The half-day meetings will bring together experts from the government and the private sector to discuss ways to maintain public confidence in e-commerce and combat on-line identity theft.

It’s not surprising that banking and consumer groups are trying to ramp up efforts to instill confidence about e-commerce because a significant number of people are leaving their Internet shopping and banking ways behind them.

Spooked by the prospect of hackers stealing sensitive information, nearly 14 percent of people have stopped paying bills online, and 53 percent have stopped giving out personal information online, according to the Gartner Group, an international Internet technology research and advisory firm.

Symposium speakers will discuss what financial institutions and businesses are doing to ensure the security of banking and online purchases, as well as what consumers can do to protect personal information.

BofA’s modern ATMs spreading

Self-serve banking just keeps getting easier and easier.

The latest news in the trend came last week when the Bank of America Corp. announced it will install about 1,500 ATMs nationwide that accept checks directly – no envelopes or deposit slips required.

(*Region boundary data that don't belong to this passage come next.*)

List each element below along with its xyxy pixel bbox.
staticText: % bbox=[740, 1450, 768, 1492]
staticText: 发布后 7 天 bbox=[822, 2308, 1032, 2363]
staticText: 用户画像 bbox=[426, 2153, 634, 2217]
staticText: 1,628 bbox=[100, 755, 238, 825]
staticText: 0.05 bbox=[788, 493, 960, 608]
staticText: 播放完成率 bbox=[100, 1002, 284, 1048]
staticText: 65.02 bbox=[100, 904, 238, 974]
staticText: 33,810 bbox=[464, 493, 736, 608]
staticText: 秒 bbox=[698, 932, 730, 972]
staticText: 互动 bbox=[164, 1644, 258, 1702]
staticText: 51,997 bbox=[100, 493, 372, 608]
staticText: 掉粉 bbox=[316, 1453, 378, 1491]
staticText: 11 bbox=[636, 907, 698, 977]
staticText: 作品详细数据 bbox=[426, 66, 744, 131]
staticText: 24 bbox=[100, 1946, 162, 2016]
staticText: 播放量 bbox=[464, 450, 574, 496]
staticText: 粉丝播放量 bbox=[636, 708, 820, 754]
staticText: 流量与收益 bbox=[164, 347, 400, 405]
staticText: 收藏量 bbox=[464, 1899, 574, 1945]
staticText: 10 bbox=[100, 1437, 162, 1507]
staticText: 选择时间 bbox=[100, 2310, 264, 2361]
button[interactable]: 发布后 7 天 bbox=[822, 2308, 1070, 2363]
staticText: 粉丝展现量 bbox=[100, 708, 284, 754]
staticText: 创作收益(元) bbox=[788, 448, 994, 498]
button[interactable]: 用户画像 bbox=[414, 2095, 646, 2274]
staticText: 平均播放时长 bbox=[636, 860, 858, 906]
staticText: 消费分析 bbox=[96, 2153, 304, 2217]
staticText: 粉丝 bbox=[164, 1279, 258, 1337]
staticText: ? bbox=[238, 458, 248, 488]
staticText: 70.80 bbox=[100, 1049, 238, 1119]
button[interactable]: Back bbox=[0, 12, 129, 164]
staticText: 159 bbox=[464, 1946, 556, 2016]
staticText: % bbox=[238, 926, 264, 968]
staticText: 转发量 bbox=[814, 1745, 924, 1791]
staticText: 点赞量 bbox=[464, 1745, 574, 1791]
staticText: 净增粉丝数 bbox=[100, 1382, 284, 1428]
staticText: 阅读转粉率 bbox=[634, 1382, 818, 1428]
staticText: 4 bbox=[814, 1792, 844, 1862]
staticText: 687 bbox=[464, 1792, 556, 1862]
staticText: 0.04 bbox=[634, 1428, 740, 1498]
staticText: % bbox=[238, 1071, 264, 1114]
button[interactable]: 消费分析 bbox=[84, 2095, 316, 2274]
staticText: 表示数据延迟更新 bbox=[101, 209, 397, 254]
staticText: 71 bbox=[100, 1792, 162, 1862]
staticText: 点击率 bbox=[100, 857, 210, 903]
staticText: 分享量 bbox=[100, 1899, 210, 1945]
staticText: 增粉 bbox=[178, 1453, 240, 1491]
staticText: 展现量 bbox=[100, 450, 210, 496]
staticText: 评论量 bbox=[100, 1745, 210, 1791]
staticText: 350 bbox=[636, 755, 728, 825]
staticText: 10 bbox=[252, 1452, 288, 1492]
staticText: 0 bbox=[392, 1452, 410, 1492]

No doubt the technology will be coming to a neighborhood bank near you shortly.

After a deposit, the ATM prints an image of the check on the receipt. By the end of the year, the bank also will credit customers’ accounts on the deposit day until 8 p.m.

Most ATM transactions are simple cash withdrawals, as many customers continue to prefer making deposits at the inside counter.

The bank hopes customers will be more comfortable depositing money in the new machines. The technology also is expected to save the bank money.

Bank of America said the number of deposits at the machines increased by an average of 50 percent last year, reducing customer demand for tellers.

Bank of America, the nation’s largest retail bank, operates about 16,700 ATMs nationwide, and about 12,000 accept deposits.

The company installed the first new ATMs in 2003 in Charlotte, its headquarters city. It operates about 60 such machines in the Carolinas.

FDIC Deposit Insurance Fund’s 1Q results

The Federal Deposit Insurance Corp. is reporting that its Deposit Insurance Fund ended the first quarter of 2006 with a fund balance of $49.2 billion.

The DIF was created March 31 when the FDIC merged the Bank Insurance Fund and the Savings Association Insurance Fund, pursuant to provisions of the Federal Deposit Insurance Reform Act of 2005.

The DIF balance of $49.2 billion compared to a combined Bank Insurance and Savings Association Insurance Fund balance of $48.6 billion at the end of last year, representnig an increase of about 1.2 percent.

The DIF reported comprehensive income of $596 million for the first quarter of 2006 compared to the former system’s $110 million for the same period in 2005.

The $486 million increase is primarily due to the recognition of earned exit fees of $346 million, a decrease in the unrealized loss on available-for-sale securities of $110 million and a decrease in the provision for insurance losses of $26 million.

The DIF reported an unrealized loss on its available-for-sale securities of $57 million for the first quarter of 2006 compared to $167 million for the same quarter last year.

Rob Larimer covers banking and finance for the Colorado Springs Business Journal.